A more rational strategy to address price-fixing during COVID-19 would be a careful investigation of the financial stability of the defendant who was adversely impacted by COVID-19’s economic ramifications as well as an independent evaluation of the defendant’s financial position. The High Court of New Zealand, in Commerce Commission v. International Racehorse Transport NZ, recently adopted such a reasoned approach to addressing price-fixing during COVID-19. No monetary penalty was imposed on the defendant, where the decision was based on a detailed analysis of the defendant's financial stability, which had been severely impacted by COVID-19. Because of the existing circumstances, the evaluation concluded that the defendant would not be able to pay the penalty, and the judgement was based on that independent assessment. In the current instances, the sectors in question are rife with anti-competitive practices and are prone to recidivism.

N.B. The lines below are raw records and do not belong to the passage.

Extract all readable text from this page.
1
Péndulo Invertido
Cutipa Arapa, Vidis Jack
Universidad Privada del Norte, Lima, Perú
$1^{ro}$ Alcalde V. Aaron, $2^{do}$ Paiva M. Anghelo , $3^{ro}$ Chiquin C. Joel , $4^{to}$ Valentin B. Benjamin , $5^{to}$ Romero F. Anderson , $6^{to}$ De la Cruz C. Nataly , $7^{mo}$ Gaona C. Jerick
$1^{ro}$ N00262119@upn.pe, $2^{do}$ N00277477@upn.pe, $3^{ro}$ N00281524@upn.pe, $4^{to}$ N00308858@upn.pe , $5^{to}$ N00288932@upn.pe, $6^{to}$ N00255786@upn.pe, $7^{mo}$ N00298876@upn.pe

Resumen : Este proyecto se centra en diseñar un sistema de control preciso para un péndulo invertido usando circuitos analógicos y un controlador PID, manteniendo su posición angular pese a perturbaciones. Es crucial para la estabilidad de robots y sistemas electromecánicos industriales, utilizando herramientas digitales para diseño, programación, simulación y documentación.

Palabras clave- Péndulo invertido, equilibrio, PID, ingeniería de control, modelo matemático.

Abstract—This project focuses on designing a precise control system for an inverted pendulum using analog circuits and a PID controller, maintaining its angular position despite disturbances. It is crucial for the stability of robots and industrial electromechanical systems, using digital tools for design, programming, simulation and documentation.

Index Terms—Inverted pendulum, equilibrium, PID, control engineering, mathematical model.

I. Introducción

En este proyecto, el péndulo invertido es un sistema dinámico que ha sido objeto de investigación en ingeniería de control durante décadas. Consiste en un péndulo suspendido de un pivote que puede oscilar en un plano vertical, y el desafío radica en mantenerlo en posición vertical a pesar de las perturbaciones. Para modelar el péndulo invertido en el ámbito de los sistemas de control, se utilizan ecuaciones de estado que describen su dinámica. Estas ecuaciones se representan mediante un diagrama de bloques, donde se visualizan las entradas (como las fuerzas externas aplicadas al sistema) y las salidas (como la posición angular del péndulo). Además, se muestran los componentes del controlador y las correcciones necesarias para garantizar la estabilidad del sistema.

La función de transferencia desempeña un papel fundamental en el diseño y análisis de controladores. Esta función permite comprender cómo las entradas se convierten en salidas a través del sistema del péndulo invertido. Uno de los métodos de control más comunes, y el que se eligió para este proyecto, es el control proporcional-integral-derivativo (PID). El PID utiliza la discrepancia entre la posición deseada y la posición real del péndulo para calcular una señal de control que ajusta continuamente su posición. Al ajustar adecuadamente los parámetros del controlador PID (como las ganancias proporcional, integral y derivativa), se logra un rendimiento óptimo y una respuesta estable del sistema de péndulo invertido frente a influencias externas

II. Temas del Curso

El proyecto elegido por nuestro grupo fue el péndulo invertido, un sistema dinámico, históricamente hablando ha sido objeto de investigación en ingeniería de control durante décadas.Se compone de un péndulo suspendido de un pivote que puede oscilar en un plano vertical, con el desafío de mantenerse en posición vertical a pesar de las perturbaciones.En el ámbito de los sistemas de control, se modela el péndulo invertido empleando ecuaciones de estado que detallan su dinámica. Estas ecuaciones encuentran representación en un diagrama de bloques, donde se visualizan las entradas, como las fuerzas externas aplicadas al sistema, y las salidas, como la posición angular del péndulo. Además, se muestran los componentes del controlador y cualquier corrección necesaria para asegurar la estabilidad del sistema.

As a result, one may argue that the CCI’s rulings demonstrate a lack of adequate evaluation because no case-by-case financial examination of the parties’ ability to pay the penalty was conducted.
Finally, while it is critical to offer financial assistance to MSMEs, it is also crucial to assist other failing enterprises in keeping them afloat. By properly evaluating the businesses involved, the parties’ financial condition, and, most crucially, the behavior in issue, the approach should be reasoned and balanced in contrast to the current stance by the Commission, which establishes a wave of ambiguity in cartel leniency programs in the future.